Highlights in history on this date:

1794 – The United States and Britain sign the Jay Treaty, which resolves issues left over from the Revolutionary War.

1807 – France invades Portugal.

1863 – U.S. President Abraham Lincoln delivers the Gettysburg address as he dedicates a national cemetery at the site of the Civil War battlefield in Pennsylvania.

1899 – Sir Reginald Wingate, British general and administrator, kills Khalifa of Sudan on the White Nile during the British reconquest of Sudan.

1919 – The U.S. Senate rejects the Treaty of Versailles.

1924 – Sir Lee Stack, British governor of Sudan, is slain in Cairo, Egypt.

1942 – Soviet troops counterattack at Stalingrad and surround German troops in World War II.

1957 – Thirty-one Cuban nationals about to sail for Cuba in a yacht loaded with arms, medical supplies and uniforms, for Fidel Castro’s rebel forces, are arrested by U.S. agents.

1961 – About 4,900 Algerian rebels in French prisons end a 19-day hunger strike after receiving assurances they will be treated as political prisoners.

1969 – Apollo 12 astronauts Charles Conrad and Alan Bean make man’s second landing on the moon.

1973 – The Cambodian presidential palace in Phnom Penh is bombed by a lone military pilot, killing three people and wounding 10. President Lon Nol, a target of the raid, is not injured.

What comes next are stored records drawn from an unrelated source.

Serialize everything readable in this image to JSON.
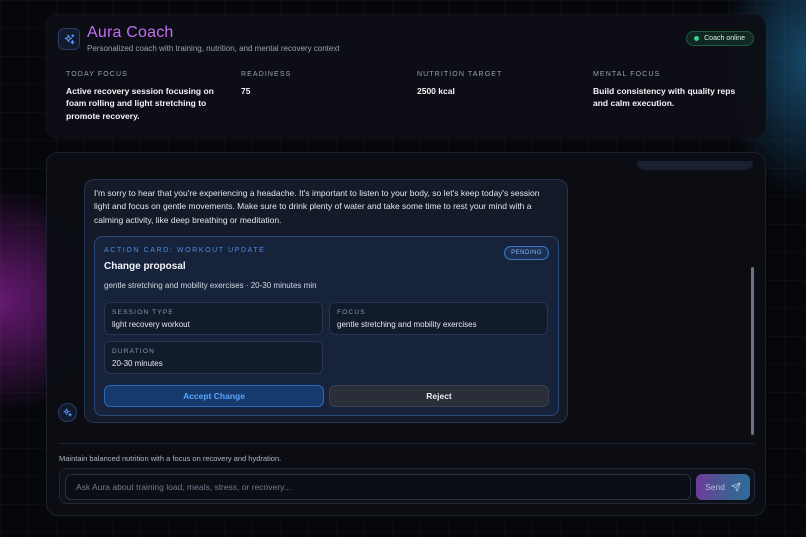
{
  "header": {
    "title": "Aura Coach",
    "subtitle": "Personalized coach with training, nutrition, and mental recovery context",
    "logo_icon": "sparkles-icon",
    "status": "Coach online",
    "status_color": "#3fd08b",
    "accent_color": "#c36ef0"
  },
  "metrics": [
    {
      "label": "TODAY FOCUS",
      "value": "Active recovery session focusing on foam rolling and light stretching to promote recovery."
    },
    {
      "label": "READINESS",
      "value": "75"
    },
    {
      "label": "NUTRITION TARGET",
      "value": "2500 kcal"
    },
    {
      "label": "MENTAL FOCUS",
      "value": "Build consistency with quality reps and calm execution."
    }
  ],
  "chat": {
    "message": "I'm sorry to hear that you're experiencing a headache. It's important to listen to your body, so let's keep today's session light and focus on gentle movements. Make sure to drink plenty of water and take some time to rest your mind with a calming activity, like deep breathing or meditation.",
    "action_card": {
      "eyebrow": "ACTION CARD: WORKOUT UPDATE",
      "status": "PENDING",
      "title": "Change proposal",
      "summary": "gentle stretching and mobility exercises · 20-30 minutes min",
      "fields": [
        {
          "label": "SESSION TYPE",
          "value": "light recovery workout"
        },
        {
          "label": "FOCUS",
          "value": "gentle stretching and mobility exercises"
        },
        {
          "label": "DURATION",
          "value": "20-30 minutes"
        }
      ],
      "accept_label": "Accept Change",
      "reject_label": "Reject"
    },
    "hint": "Maintain balanced nutrition with a focus on recovery and hydration.",
    "input_placeholder": "Ask Aura about training load, meals, stress, or recovery...",
    "input_value": "",
    "send_label": "Send",
    "send_icon": "paper-plane-icon"
  }
}
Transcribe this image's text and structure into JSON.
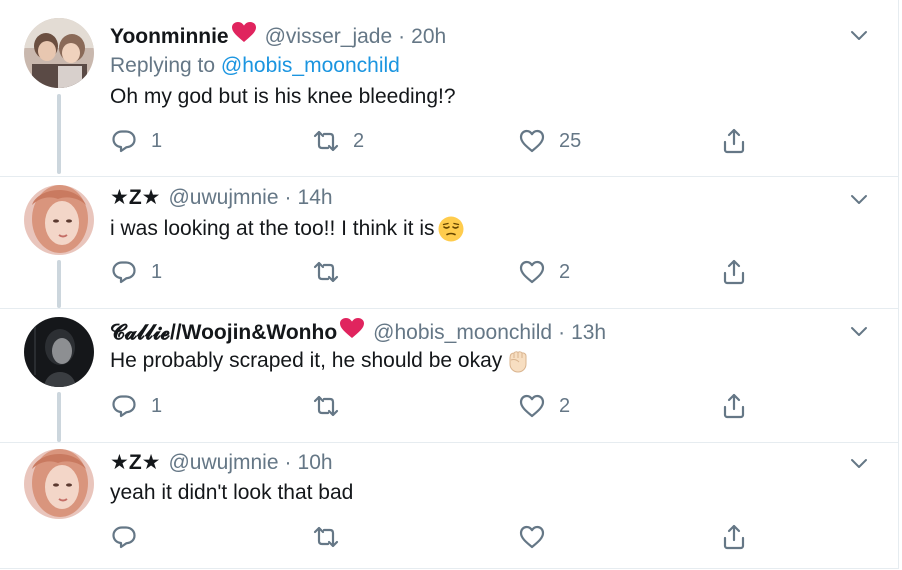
{
  "tweets": [
    {
      "name": "Yoonminnie",
      "handle": "@visser_jade",
      "time": "20h",
      "replying_prefix": "Replying to",
      "replying_to": "@hobis_moonchild",
      "text": "Oh my god but is his knee bleeding!?",
      "replies": "1",
      "retweets": "2",
      "likes": "25"
    },
    {
      "name": "★Z★",
      "handle": "@uwujmnie",
      "time": "14h",
      "text": "i was looking at the too!! I think it is",
      "replies": "1",
      "retweets": "",
      "likes": "2"
    },
    {
      "name": "𝓒𝓪𝓵𝓵𝓲𝓮//Woojin&Wonho",
      "handle": "@hobis_moonchild",
      "time": "13h",
      "text": "He probably scraped it, he should be okay",
      "replies": "1",
      "retweets": "",
      "likes": "2"
    },
    {
      "name": "★Z★",
      "handle": "@uwujmnie",
      "time": "10h",
      "text": "yeah it didn't look that bad",
      "replies": "",
      "retweets": "",
      "likes": ""
    }
  ],
  "icons": {
    "reply": "reply-icon",
    "retweet": "retweet-icon",
    "like": "like-icon",
    "share": "share-icon",
    "more": "chevron-down-icon"
  },
  "colors": {
    "text": "#14171a",
    "secondary": "#657786",
    "link": "#1b95e0",
    "heart": "#e0245e",
    "thread_line": "#ccd6dd",
    "divider": "#e6ecf0"
  }
}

1977 – Egyptian President Anwar Sadat arrives in Israel on his first peace mission to that nation and receives a warm welcome from principal political leaders.

1979 – Muslim militants seize Islam’s holiest shrine in Mecca, Saudi Arabia, and are later driven out.

1985 – U.S. President Ronald Reagan and Soviet leader Mikhail S. Gorbachev meet for the first time at a summit in Geneva.

1992 – In a big concession to the South African government, the African National Congress offers whites a guaranteed share of power in negotiations on a new constitution.

1995 – A suicide bomber rams his explosive-packed truck into the Egyptian Embassy in Islamabad, Pakistan, killing 15 people.

1996 – Cuban leader Fidel Castro and Pope John Paul II meet in a historic first encounter in Rome.

1998 – The impeachment inquiry against U.S. President Bill Clinton opens with testimony by Independent Counsel Kenneth Starr, who accuses the president of perjury and obstructing justice.

2003 – The South African cabinet approves a plan to spend approximately 1.9 billion rand to launch a program to provide antiretroviral drugs to AIDS patients free of charge. The program is to be fully implemented by 2008.

2004 – Sudanese government and rebel officials again pledge to end the 21-year civil war in southern Sudan — this time making the pledge before the U.N. Security Council.

2006 – Russia and the United States sign a key trade agreement, removing the last major obstacle in Moscow’s 13-year journey to join the World Trade Organization.

2007 – The U.N.-backed genocide tribunal in Cambodia arrests the former Khmer Rouge head of state Khieu Samphan, 76, following his release from a hospital in the capital.

2011 – Moammar Gadhafi’s former heir apparent Seif al-Islam is captured by revolutionary fighters in the southern desert just over a month after his father was killed, setting off joyous celebrations across Libya and closing the door on the possibility that the fugitive son could stoke further insurrection.

2012 — President Barack Obama pays the first visit by an America leader to Myanmar and Cambodia, two Asian countries with troubled histories, one on the mend and the other still a cause for concern.

2013 — Suicide bombers strike the Iranian Embassy in Beirut, killing 23 people, including a diplomat, and wounding 140 others in a blow to Tehran and Hezbollah, both supporters of Syrian President Bashar Assad.

2014 — Four Taliban militants who attacked a compound housing foreign workers in the Afghan capital of Kabul are killed in a failed assault.

Today’s Birthdays:

Ferdinand de Lesseps, French builder of Suez Canal (1805-1894); Indira Gandhi, Indian prime minister (1917-1984); Calvin Klein, U.S. clothing designer (1942–); Jodie Foster, U.S. actress (1962–); Larry King, U.S. talk show host (1933–); Ted Turner, U.S. media mogul (1938–); Allison Janney, U.S. actress (1960–); Savion Glover, U.S. dancer/choreographer (1973–).

Thought For Today:

It is always brave to say what everyone thinks — George Duhamel, French author (1884-1966).